06.Mar.2018

ギタレアーダとその楽しみ方

 アルゼンチン人とアサード(簡単にいえばバーベキュー)を食べたり、アルゼンチン人の友達と集まったりする機会があり、そこにミュージシャンがいれば、きっとギタレアーダというアルゼンチン独特のイベントに遭遇するはずだ。

 「イベント」とはいっても特に決まりがあるわけではないが、ギタレアーダ(ギター演奏の意)という名前がついている通り、楽器は持ち運びやすく演奏できる人の割合が圧倒的に多いギターになることがほとんど。
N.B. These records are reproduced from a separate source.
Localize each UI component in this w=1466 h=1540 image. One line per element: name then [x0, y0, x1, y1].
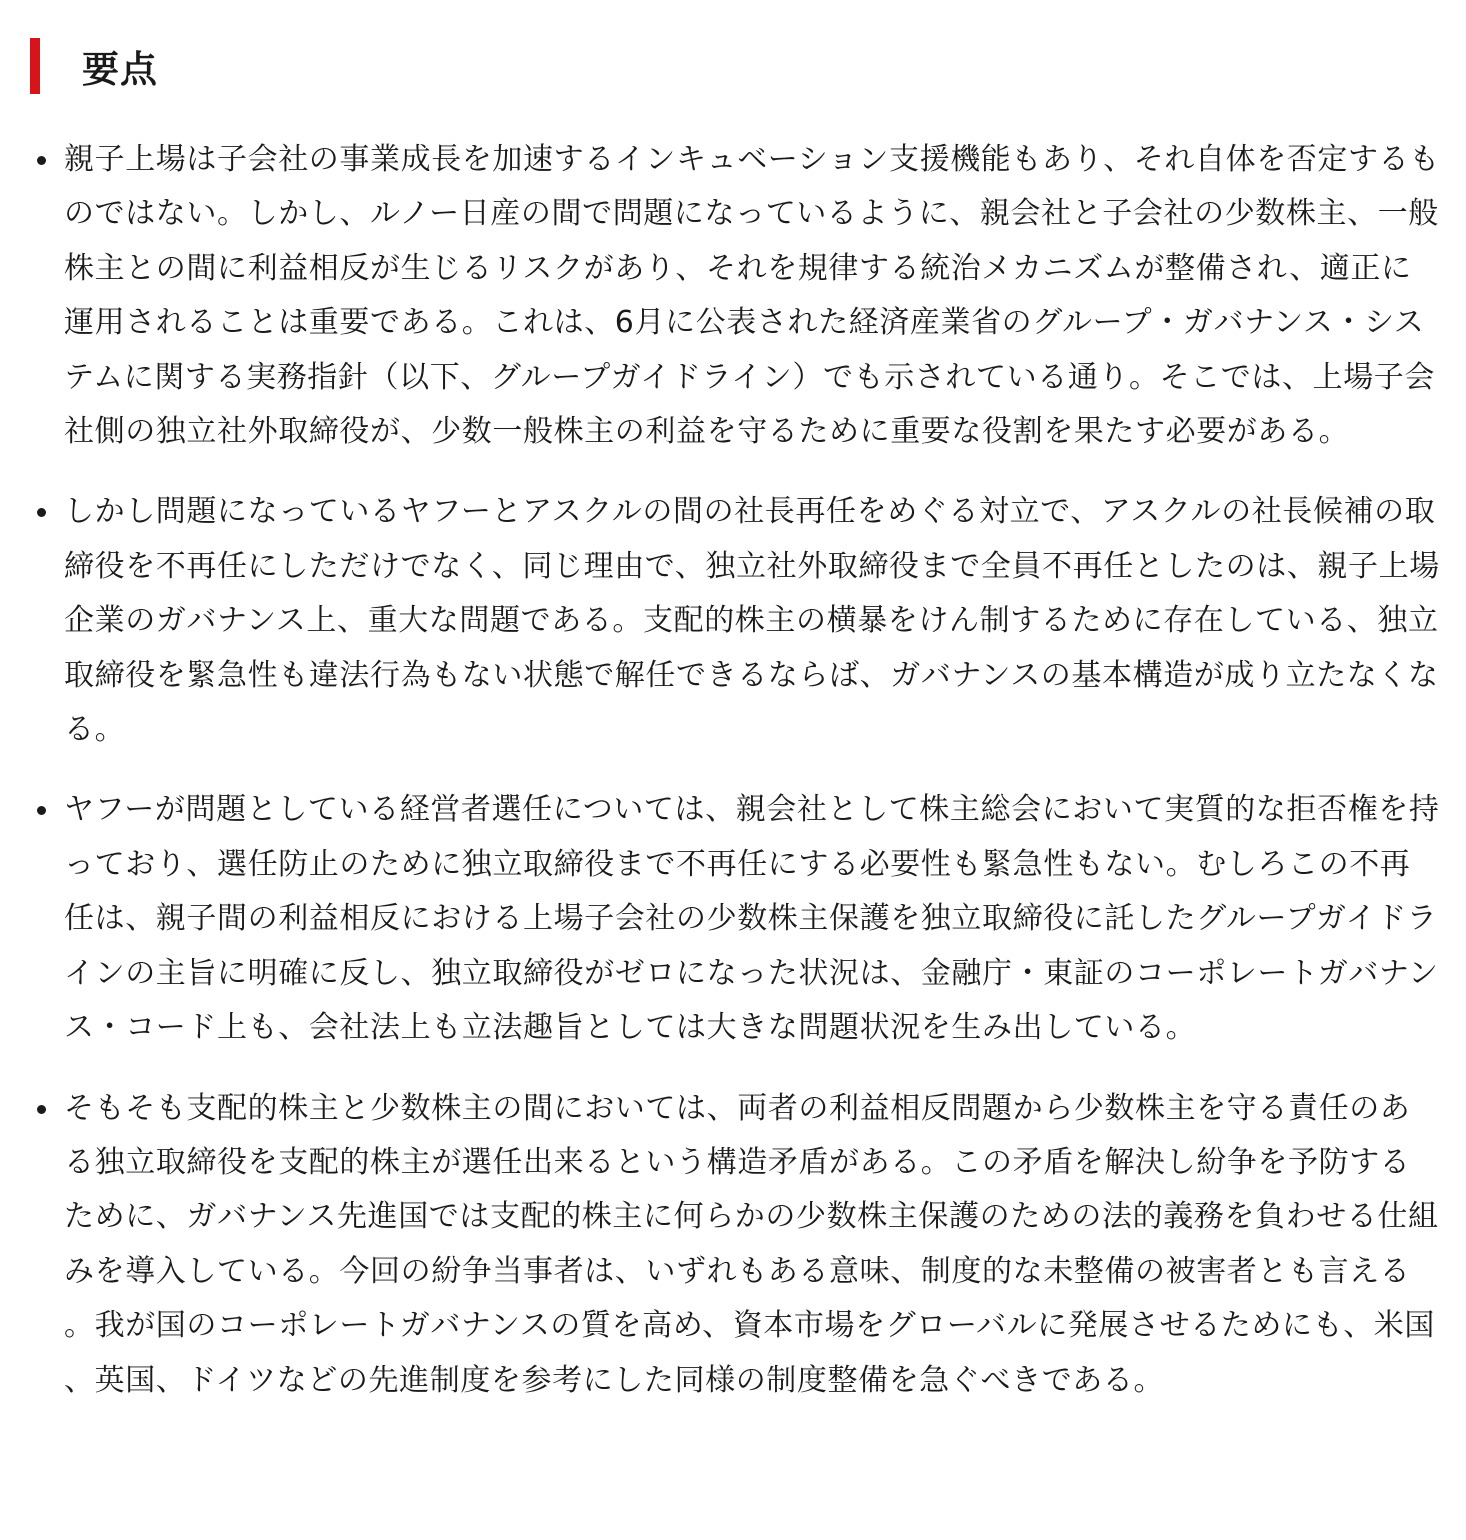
list-item — [30, 485, 1440, 757]
list-item — [30, 783, 1440, 1055]
bullet-icon — [37, 156, 46, 165]
list-item-text: そもそも支配的株主と少数株主の間においては、両者の利益相反問題から少数株主を守る責任のある独立取締役を支配的株主が選任出来るという構造矛盾がある。この矛盾を解決し紛争を予防するために、ガバナンス先進国では支配的株主に何らかの少数株主保護のための法的義務を負わせる仕組みを導入している。今回の紛争当事者は、いずれもある意味、制度的な未整備の被害者とも言える。我が国のコーポレートガバナンスの質を高め、資本市場をグローバルに発展させるためにも、米国、英国、ドイツなどの先進制度を参考にした同様の制度整備を急ぐべきである。 — [64, 1090, 1439, 1398]
list-item — [30, 1082, 1440, 1408]
heading-accent-bar — [30, 38, 40, 94]
list-item-text: しかし問題になっているヤフーとアスクルの間の社長再任をめぐる対立で、アスクルの社長候補の取締役を不再任にしただけでなく、同じ理由で、独立社外取締役まで全員不再任としたのは、親子上場企業のガバナンス上、重大な問題である。支配的株主の横暴をけん制するために存在している、独立取締役を緊急性も違法行為もない状態で解任できるならば、ガバナンスの基本構造が成り立たなくなる。 — [64, 494, 1440, 748]
key-points-list — [30, 133, 1440, 1434]
list-item-text: 親子上場は子会社の事業成長を加速するインキュベーション支援機能もあり、それ自体を否定するものではない。しかし、ルノー日産の間で問題になっているように、親会社と子会社の少数株主、一般株主との間に利益相反が生じるリスクがあり、それを規律する統治メカニズムが整備され、適正に運用されることは重要である。これは、6月に公表された経済産業省のグループ・ガバナンス・システムに関する実務指針（以下、グループガイドライン）でも示されている通り。そこでは、上場子会社側の独立社外取締役が、少数一般株主の利益を守るために重要な役割を果たす必要がある。 — [64, 142, 1440, 450]
list-item — [30, 133, 1440, 459]
heading-title: 要点 — [82, 48, 158, 91]
bullet-icon — [37, 806, 46, 815]
section-heading — [30, 38, 158, 94]
list-item-text: ヤフーが問題としている経営者選任については、親会社として株主総会において実質的な拒否権を持っており、選任防止のために独立取締役まで不再任にする必要性も緊急性もない。むしろこの不再任は、親子間の利益相反における上場子会社の少数株主保護を独立取締役に託したグループガイドラインの主旨に明確に反し、独立取締役がゼロになった状況は、金融庁・東証のコーポレートガバナンス・コード上も、会社法上も立法趣旨としては大きな問題状況を生み出している。 — [64, 792, 1440, 1046]
bullet-icon — [37, 508, 46, 517]
bullet-icon — [37, 1105, 46, 1114]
 アコーディオンやチャランゴ(アンデス原産の10弦楽器)、ボンボ(アルゼンチン北部の打楽器)、ペットボトルなどで即席で作った打楽器など、何でもその場にあるもので参加できてしまうのも魅力のひとつだろう。楽器が弾けなくても手拍子を取ったり、名曲を口ずさむことで一体感が生まれるのも嬉しいことだ。
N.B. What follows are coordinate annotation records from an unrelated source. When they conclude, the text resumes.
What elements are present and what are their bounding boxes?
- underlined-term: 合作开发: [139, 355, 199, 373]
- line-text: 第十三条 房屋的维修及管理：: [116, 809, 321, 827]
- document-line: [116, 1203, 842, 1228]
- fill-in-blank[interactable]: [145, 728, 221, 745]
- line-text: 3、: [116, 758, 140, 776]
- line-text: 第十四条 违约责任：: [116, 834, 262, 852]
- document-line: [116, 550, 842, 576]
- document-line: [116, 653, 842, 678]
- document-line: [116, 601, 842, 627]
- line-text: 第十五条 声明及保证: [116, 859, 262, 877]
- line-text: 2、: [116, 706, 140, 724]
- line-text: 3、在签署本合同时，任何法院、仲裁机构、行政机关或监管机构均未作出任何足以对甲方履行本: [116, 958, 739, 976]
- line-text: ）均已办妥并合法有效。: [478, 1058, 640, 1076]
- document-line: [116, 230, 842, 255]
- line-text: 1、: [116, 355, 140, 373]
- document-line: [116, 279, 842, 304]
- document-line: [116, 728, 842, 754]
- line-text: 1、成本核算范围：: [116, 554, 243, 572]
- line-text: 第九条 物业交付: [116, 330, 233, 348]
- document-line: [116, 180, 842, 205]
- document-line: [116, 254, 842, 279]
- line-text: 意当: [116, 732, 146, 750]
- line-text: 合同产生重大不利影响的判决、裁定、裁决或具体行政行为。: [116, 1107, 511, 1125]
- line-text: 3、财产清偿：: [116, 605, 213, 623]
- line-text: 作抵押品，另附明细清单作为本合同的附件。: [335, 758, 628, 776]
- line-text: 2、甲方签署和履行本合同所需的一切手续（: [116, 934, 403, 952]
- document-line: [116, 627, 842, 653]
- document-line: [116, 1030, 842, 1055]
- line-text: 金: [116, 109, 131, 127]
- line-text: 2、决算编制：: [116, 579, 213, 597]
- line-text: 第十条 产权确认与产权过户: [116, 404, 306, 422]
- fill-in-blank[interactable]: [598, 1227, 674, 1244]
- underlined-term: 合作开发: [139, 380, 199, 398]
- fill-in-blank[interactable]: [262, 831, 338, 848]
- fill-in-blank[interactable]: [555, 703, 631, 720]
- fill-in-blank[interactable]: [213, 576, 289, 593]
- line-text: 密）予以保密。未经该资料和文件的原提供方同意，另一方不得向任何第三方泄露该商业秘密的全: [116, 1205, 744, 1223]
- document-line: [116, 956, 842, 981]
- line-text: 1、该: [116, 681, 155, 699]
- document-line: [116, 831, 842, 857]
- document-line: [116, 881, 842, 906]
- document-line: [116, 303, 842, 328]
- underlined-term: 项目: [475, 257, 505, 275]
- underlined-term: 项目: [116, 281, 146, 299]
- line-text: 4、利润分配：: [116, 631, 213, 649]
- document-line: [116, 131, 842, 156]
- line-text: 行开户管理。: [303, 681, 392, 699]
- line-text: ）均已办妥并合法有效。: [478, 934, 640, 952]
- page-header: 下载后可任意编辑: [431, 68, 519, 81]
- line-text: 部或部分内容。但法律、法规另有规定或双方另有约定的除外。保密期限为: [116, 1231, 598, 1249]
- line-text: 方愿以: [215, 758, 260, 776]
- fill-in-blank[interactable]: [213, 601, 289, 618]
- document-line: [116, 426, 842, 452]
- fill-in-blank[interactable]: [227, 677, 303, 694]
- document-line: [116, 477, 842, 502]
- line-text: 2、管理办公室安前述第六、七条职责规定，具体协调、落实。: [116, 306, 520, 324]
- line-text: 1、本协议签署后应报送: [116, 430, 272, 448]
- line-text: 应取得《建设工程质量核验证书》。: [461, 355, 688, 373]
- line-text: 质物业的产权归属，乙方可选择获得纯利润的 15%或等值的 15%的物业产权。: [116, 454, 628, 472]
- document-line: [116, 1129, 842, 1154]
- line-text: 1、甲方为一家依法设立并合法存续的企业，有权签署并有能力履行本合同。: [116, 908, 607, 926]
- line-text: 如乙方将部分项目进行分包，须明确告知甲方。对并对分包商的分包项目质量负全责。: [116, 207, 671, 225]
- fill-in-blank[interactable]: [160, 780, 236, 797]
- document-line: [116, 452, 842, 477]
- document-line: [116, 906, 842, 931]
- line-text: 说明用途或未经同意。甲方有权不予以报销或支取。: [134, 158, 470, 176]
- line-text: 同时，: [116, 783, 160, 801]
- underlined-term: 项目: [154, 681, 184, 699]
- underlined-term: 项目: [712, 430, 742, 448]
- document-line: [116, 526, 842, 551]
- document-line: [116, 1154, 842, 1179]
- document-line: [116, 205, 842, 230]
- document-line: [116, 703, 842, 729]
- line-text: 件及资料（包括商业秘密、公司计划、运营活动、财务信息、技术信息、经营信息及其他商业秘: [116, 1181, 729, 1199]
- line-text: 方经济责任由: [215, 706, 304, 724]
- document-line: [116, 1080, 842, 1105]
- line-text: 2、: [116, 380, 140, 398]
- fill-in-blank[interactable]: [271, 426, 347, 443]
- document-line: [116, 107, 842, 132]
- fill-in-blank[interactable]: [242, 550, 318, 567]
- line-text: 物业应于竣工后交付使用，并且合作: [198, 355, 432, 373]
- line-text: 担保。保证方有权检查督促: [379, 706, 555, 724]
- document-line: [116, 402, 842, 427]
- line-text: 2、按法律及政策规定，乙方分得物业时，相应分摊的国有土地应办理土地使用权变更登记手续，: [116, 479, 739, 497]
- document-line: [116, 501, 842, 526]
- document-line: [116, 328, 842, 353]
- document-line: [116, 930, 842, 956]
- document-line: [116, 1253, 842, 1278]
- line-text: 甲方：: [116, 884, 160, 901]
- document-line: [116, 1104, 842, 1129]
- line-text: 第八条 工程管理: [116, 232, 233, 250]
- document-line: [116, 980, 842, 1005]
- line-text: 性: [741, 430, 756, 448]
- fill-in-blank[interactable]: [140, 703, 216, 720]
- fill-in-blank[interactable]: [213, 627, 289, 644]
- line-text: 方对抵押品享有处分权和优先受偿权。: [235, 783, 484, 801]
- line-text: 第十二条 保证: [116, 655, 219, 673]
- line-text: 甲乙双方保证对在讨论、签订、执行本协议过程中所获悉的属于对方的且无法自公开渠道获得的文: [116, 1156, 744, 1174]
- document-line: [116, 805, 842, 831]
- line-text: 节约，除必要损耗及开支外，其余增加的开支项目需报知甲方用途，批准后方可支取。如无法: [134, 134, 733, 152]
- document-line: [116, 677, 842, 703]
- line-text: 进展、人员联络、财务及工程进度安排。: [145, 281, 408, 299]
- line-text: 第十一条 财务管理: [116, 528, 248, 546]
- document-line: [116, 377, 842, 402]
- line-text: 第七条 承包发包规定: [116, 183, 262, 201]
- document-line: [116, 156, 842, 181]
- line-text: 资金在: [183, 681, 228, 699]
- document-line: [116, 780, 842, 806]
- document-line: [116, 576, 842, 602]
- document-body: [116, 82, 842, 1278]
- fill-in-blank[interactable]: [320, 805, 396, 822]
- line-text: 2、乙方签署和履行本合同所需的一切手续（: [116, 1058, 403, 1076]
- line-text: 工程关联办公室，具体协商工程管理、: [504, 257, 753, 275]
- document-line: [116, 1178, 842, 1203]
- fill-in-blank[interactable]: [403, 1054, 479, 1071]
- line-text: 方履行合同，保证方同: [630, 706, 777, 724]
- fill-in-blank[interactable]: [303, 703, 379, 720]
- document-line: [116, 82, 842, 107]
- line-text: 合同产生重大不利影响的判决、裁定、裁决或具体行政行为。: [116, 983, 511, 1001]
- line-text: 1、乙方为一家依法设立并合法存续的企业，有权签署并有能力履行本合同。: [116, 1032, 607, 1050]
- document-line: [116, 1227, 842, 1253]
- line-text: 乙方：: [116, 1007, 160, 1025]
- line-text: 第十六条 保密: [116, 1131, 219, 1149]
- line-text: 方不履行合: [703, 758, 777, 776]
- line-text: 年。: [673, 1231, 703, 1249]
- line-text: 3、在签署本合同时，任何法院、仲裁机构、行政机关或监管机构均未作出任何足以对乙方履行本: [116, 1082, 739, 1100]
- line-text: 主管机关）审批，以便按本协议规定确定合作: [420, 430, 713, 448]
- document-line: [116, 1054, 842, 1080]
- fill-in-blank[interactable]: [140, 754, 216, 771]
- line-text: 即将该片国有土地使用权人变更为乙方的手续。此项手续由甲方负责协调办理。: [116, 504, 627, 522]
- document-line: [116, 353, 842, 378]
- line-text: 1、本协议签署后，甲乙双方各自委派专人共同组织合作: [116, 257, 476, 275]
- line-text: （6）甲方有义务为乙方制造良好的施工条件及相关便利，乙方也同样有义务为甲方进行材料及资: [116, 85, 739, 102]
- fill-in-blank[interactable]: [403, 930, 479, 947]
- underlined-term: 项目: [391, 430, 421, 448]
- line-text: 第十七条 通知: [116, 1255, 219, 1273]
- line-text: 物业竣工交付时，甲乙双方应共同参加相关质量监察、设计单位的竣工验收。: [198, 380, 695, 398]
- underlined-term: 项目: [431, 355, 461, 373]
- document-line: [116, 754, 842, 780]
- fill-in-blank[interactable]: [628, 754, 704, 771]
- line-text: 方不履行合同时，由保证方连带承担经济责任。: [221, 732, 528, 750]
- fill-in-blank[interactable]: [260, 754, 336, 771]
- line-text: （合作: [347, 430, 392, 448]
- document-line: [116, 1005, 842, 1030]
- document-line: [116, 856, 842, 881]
 選曲は演奏者の自由だが、基本的には歌曲で、ギター伴奏で歌われることが多いフォルクローレが圧倒的に多い。ひとつだけここでルールを挙げるとすれば、自分のオリジナル曲を除いて誰も知らない曲ではなく、できるだけ多くの人が知っている曲を選ぶこと。みんなで一体感を楽しむものという前提からすれば明らかだし、このあたりは日本のカラオケと雰囲気は似ているかもしれない。場が温まり、ダンスにも適したチャカレーラやワイノなどはよく演奏されるリズムだ。

 

ギタレアーダとその楽しみ方

 残暑の残る夏の夜、食事のあと赤ワインや冷たいビールを口にしているとどこからともなくギターが現れ、ポロリと弾き語りが始まる至福の時間を味わうだけで、日本からアルゼンチンまでの長旅が報われるような瞬間だ。